Here’s a useful video about the various types of bike locks you could get (Credit to Zach Gallardo):

Obviously, you want to aim for a bike lock with a gold rating or the highest rating available in your city. It will offer you the most protection against bike theft, but choosing the type of lock you require might prove more difficult since each comes with distinct advantages and disadvantages.

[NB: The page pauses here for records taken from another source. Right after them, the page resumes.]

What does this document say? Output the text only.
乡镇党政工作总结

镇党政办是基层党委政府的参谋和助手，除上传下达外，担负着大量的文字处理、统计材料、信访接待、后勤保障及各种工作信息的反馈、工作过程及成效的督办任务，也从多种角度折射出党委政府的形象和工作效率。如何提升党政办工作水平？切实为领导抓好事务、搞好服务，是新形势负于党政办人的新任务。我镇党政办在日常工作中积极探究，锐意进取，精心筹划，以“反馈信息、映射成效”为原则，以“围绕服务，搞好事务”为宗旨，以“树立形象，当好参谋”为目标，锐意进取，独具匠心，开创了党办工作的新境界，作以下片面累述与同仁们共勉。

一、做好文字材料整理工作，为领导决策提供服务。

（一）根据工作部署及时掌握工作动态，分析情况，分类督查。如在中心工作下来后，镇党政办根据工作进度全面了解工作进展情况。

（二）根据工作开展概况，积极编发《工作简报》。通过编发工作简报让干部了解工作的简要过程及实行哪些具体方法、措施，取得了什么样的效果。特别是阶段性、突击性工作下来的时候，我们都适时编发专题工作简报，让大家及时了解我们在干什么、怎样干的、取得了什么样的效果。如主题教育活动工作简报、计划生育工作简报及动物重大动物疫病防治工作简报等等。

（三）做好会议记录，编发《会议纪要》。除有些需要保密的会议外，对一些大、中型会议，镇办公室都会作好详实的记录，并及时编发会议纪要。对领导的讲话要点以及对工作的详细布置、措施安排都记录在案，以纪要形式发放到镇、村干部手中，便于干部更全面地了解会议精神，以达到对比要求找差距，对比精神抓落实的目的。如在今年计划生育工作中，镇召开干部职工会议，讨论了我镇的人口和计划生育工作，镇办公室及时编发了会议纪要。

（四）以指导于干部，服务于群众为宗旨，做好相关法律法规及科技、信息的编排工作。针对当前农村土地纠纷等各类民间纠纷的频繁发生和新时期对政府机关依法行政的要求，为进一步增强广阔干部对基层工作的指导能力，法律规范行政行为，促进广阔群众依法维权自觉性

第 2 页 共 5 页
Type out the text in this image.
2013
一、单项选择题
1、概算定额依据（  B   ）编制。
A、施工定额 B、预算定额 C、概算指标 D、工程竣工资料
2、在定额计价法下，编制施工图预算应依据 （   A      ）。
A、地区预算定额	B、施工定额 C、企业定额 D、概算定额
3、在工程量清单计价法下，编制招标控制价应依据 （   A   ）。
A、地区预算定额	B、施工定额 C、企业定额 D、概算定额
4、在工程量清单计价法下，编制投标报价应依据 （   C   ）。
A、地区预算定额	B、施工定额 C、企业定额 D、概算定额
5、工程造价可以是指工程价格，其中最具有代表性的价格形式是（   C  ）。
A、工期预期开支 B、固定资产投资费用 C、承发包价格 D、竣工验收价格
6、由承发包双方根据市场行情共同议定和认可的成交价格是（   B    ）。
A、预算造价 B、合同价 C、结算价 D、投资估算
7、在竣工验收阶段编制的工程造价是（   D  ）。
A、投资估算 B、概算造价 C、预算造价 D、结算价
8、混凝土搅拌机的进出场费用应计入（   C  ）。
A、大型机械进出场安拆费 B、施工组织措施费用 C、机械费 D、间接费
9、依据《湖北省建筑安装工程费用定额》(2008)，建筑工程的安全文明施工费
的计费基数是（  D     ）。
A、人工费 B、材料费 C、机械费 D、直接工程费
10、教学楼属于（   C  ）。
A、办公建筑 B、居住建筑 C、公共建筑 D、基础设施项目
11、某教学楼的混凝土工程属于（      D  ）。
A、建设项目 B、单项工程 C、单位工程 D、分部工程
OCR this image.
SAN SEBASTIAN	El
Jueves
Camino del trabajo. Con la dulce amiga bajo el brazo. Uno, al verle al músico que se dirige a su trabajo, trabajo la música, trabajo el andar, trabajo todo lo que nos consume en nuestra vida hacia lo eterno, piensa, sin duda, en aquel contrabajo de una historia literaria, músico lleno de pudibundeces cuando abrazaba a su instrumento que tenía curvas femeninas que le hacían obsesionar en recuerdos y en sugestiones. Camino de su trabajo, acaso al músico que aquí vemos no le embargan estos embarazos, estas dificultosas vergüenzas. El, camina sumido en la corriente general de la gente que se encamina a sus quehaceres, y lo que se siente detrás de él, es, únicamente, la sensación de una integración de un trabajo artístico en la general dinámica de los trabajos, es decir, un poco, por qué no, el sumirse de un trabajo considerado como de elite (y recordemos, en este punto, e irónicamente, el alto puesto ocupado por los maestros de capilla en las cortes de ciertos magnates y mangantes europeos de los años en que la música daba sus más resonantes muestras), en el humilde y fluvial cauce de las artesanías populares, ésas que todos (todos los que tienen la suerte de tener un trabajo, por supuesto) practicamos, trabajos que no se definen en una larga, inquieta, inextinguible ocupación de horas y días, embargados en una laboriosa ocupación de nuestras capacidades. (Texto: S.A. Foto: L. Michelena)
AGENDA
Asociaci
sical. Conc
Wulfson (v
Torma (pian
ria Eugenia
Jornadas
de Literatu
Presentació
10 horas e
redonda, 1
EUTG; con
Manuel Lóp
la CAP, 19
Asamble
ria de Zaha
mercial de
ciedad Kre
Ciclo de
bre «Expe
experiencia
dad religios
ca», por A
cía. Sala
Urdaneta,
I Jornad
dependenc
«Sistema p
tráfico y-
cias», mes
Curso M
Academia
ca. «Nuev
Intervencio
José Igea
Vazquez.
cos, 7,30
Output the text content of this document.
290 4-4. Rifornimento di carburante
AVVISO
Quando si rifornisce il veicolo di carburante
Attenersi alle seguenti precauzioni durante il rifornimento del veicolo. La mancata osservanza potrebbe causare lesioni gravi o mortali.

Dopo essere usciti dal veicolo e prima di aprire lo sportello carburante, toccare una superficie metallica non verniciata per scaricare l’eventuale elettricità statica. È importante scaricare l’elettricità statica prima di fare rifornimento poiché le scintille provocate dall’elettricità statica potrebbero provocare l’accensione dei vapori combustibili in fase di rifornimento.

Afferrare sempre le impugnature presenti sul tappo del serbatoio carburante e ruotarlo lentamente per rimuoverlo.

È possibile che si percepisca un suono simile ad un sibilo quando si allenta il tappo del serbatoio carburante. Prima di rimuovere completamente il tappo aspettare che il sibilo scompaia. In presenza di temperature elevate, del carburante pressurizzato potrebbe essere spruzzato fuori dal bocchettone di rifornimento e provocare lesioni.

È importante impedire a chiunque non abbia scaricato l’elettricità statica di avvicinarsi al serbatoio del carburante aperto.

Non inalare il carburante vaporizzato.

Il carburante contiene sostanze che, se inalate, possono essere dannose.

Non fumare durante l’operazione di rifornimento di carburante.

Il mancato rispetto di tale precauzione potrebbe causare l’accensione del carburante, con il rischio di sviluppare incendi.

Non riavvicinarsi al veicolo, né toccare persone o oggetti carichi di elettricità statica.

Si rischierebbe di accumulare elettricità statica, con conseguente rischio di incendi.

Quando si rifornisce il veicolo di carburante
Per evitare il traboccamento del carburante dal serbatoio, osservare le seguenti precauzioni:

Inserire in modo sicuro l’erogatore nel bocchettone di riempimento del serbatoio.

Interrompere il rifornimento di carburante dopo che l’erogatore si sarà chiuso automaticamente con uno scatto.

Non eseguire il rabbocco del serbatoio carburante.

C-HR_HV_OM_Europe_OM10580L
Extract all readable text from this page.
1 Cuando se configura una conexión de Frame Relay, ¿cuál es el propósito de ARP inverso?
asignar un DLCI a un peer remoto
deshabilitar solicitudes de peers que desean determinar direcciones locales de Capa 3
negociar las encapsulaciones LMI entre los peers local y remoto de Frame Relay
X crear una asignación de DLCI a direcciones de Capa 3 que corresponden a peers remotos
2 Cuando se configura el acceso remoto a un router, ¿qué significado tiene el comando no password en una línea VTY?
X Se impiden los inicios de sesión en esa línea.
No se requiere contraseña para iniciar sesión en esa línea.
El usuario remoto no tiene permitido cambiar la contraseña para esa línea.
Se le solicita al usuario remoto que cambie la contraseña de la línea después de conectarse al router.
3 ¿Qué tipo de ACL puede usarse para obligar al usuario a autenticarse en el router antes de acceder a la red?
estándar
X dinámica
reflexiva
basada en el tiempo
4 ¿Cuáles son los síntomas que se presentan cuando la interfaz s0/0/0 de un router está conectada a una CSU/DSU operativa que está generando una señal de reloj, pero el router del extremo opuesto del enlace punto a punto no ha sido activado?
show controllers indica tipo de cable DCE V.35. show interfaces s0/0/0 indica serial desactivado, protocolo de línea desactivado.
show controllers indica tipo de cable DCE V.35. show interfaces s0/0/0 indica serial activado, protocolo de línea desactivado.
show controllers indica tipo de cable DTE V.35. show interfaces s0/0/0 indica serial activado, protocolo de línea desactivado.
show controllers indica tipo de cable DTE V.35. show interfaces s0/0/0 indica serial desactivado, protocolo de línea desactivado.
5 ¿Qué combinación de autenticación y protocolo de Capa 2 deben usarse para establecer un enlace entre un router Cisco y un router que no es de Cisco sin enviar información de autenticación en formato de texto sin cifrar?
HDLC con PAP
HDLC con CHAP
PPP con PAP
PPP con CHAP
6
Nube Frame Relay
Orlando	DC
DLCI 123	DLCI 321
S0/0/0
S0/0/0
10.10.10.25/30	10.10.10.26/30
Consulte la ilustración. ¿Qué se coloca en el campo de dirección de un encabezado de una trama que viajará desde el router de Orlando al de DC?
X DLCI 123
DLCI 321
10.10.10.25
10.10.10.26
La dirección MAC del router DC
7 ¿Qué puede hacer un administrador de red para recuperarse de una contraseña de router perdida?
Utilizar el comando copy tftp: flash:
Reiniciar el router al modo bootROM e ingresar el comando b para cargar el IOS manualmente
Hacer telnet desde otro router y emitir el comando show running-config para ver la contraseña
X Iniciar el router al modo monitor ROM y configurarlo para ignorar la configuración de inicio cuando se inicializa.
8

For instance, chain locks are the old-school variety, made of heavy-duty shackles of metal looped together in a chain. The best thing about chain locks is that they are just as tough as they look and can act as a visual deterrent that might cause some thieves to think twice about attempting to steal your sweet ride. Their forms are also very malleable, meaning they can fit around any bike frame, no matter the size, yet they’re some of the heaviest bike locks you can buy.

Cable locks, on the other hand, are more new-school, often being combined with combination locks that don’t take being a genius to crack. While cable locks are some of the most lightweight versions currently sold, those with combination locks are not as secure as those with key locks. Neither are the cables comprising a cable lock more secure than the solid shackles of a chain lock, which could tempt thieves into trying to get away with your bike.

Thankfully, cable locks’ pliable forms are versatile enough to use with any bike frame, and their light weight might be a saving grace for those who want bike protection without the ball and chain. We’d recommend the use of cable locks for those who want to lock up their bikes in low-crime areas since, to some career criminals, they can be as easy to break into as they are to carry around.

D-locks (also known as U-locks) are generally a happy medium between chain locks and cable locks, offering a handful of benefits from the best of both worlds while still having its specific drawbacks. Whereas cable locks sacrifice their security for less weight and chain locks are heavy, D-locks provide better protection than the former without bogging you down like the latter.

These “D-shaped” locks are made up of a solid metal shackle connected to a “U-shaped” crossbar which both loop and then lock around your bike frame. They’re not too heavy to tote around and are built tough, acting as effective deterrents against thievery.

However, even though D-locks might seem like clear winners in this category, they are often the most difficult bike locks to carry around as their components aren’t nearly as adjustable as those of chain and cable locks. They are also harder to fit on certain frames.

Some D-locks do thankfully come accompanied with cable locks so you can change between their features as required but, again, you could risk giving up safety for convenience.

How to Store a Bike Lock While Riding

Regardless of what type of bike lock you own, there are many places you can store your bike lock.

For example, if you have a chain lock or cable lock, while riding you can:

  • Use a backpack
  • Keep the lock secured around your waist
  • Pre-install a bike lock mount to keep it attached to the bike
  • Pre-install a basket for your bike

Alternatively, those with D-locks can store them:

No matter where you’re biking to, you shouldn’t have to worry about where to store your bike lock while you’re riding.

With some forethought, you could always leave it locked at your destination to come back for it later, too. Just never loop them around your neck or anywhere they could collide with your bike’s tires!